Science Flight #2 - April 30

On Wednesday a small but intense low pressure system moved north of the shore line fast from west to east. The severe weather with freezing rain did not allow an early flight. At about 9 am rain and shortly after that snowfall reached Inuvik. After the low pressure system crossed Inuvik, the conditions improved. As forecasted, at the rear side of the low pressure system in the cold air mass, low level clouds were situated. Mid-level and cirrus clouds were not predicted for the area north east of Inuvik which was the target of this flight. The flight strategy was not changed compared to flight #1. One straight leg between C1 and C2 was sampled in collocation by Polar 5 and Polar 6.
Chasing Polar 6

On the first leg we observed clouds with different cloud top altitudes. In the first quarter, cloud top was below 600 m. In parts, the clouds were thin enough to be penetrated by AMALi. Later, the cloud top altitude increased in steps.

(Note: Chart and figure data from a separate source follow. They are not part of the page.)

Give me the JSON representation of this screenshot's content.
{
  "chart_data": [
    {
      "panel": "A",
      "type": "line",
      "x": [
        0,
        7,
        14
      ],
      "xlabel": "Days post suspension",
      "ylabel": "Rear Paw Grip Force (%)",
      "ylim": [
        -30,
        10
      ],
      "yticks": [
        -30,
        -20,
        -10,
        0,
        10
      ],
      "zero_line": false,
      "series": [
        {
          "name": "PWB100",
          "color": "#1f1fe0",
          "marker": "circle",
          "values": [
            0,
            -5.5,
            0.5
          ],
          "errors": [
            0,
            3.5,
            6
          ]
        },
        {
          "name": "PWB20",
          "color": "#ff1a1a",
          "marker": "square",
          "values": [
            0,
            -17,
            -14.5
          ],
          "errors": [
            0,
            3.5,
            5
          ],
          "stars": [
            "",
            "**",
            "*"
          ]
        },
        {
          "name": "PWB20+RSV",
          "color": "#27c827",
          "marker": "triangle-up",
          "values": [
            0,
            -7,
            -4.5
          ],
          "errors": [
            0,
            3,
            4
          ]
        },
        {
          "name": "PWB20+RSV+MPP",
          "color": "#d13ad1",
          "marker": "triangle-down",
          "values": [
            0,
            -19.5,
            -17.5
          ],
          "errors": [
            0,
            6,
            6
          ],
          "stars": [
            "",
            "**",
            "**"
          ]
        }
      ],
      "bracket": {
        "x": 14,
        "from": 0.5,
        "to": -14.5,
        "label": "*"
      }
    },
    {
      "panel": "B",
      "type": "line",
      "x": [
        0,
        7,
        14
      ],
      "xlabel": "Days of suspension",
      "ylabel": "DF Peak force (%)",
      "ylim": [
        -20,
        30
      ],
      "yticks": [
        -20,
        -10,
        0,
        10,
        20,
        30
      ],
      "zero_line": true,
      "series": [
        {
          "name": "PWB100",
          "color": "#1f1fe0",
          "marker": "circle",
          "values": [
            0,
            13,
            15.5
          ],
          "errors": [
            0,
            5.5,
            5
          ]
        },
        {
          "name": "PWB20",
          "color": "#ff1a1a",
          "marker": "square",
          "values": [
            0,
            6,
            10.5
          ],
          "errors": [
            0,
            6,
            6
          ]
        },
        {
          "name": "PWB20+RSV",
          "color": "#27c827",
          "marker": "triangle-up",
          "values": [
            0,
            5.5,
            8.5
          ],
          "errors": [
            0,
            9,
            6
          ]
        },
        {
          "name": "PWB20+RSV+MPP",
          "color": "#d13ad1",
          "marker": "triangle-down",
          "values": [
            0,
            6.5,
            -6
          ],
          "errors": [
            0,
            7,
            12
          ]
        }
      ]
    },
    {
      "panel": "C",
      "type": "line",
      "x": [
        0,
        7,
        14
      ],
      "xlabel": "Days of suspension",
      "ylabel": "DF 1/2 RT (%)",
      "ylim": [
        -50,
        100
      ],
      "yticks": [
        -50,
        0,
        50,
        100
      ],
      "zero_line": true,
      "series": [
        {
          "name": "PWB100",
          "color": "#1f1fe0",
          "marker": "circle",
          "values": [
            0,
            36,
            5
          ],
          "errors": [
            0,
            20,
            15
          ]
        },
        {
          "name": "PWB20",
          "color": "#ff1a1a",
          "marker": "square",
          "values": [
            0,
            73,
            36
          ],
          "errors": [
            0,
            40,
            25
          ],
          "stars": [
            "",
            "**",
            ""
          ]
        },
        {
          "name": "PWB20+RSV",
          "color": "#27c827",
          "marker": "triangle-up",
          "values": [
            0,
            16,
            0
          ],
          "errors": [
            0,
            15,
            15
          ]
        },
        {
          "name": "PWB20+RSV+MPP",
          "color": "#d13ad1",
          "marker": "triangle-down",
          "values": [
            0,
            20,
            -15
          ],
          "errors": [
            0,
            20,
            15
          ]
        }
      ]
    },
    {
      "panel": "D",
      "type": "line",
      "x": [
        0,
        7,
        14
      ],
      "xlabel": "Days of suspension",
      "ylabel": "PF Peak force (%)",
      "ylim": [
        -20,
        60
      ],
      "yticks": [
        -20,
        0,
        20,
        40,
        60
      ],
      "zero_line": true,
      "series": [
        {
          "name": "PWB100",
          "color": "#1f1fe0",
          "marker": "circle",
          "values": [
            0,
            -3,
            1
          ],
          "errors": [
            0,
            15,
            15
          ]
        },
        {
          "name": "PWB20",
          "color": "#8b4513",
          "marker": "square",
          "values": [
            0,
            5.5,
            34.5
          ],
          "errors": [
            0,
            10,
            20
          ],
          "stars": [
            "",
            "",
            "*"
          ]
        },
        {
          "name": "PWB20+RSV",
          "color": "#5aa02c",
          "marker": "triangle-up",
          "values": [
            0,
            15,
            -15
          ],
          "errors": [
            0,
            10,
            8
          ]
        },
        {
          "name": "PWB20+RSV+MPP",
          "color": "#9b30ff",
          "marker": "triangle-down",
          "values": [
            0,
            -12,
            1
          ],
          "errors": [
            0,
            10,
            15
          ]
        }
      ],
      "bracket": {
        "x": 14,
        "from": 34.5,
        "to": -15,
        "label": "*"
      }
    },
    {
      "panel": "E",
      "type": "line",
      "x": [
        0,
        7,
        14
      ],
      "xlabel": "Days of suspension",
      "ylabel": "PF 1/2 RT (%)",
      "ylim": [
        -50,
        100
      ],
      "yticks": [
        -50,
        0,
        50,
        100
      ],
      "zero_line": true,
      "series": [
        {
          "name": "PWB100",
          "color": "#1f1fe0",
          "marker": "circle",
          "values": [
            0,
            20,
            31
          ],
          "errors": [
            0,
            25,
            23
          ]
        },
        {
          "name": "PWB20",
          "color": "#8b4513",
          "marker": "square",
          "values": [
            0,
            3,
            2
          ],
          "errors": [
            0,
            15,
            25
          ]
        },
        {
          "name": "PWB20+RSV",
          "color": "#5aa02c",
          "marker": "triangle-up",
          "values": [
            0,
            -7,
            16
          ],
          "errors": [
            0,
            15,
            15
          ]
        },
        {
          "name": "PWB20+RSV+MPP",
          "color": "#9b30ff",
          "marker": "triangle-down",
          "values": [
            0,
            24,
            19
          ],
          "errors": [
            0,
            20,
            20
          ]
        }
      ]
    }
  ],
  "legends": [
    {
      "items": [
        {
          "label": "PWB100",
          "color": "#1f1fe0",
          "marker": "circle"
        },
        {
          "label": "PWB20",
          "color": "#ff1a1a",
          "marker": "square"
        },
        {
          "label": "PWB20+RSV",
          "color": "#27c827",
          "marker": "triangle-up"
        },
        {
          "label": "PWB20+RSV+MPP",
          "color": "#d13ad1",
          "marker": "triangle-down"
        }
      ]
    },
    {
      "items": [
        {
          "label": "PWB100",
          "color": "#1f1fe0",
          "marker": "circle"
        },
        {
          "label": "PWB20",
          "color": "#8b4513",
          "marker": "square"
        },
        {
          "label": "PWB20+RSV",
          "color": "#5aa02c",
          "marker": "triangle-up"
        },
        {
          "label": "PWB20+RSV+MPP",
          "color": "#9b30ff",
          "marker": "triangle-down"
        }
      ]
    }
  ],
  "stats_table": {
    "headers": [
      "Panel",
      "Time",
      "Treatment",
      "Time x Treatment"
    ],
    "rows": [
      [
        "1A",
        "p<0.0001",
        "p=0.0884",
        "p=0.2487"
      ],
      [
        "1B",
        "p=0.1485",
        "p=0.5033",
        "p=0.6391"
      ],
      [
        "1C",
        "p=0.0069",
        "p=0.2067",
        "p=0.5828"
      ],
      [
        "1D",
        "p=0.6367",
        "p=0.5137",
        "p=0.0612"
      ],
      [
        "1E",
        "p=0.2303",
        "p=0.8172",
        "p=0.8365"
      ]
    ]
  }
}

First up to about 750 m above ground then to 1000 m. Towards the end of the log close to and behind C2 multiple thin cloud layers were detected, some reaching altitudes above 2000 m. The varying cloud structure made it hard for Polar 6 to define the vertical steps for covering the clouds profile. However on the long leg tree complete staircase profiles were sampled. 

For P5 the first leg was extended for some miles to let P6 pass and get in front position for the leg back to C1. While P6 again penetrated the clouds and finally climbed up to 10,000 ft for a trace gas profile, from Polar 5 four drop sondes were released. Each intended to characterize one of the different cloud sequences identified before by Amali. The drop sondes also detected the multilayer clouds. Close to C1, the clouds intensified showing a homogeneus cloud field. To probe this cloud with sufficient data and to release a further dropsonde, the second leg was expended for 20 NM behind C1.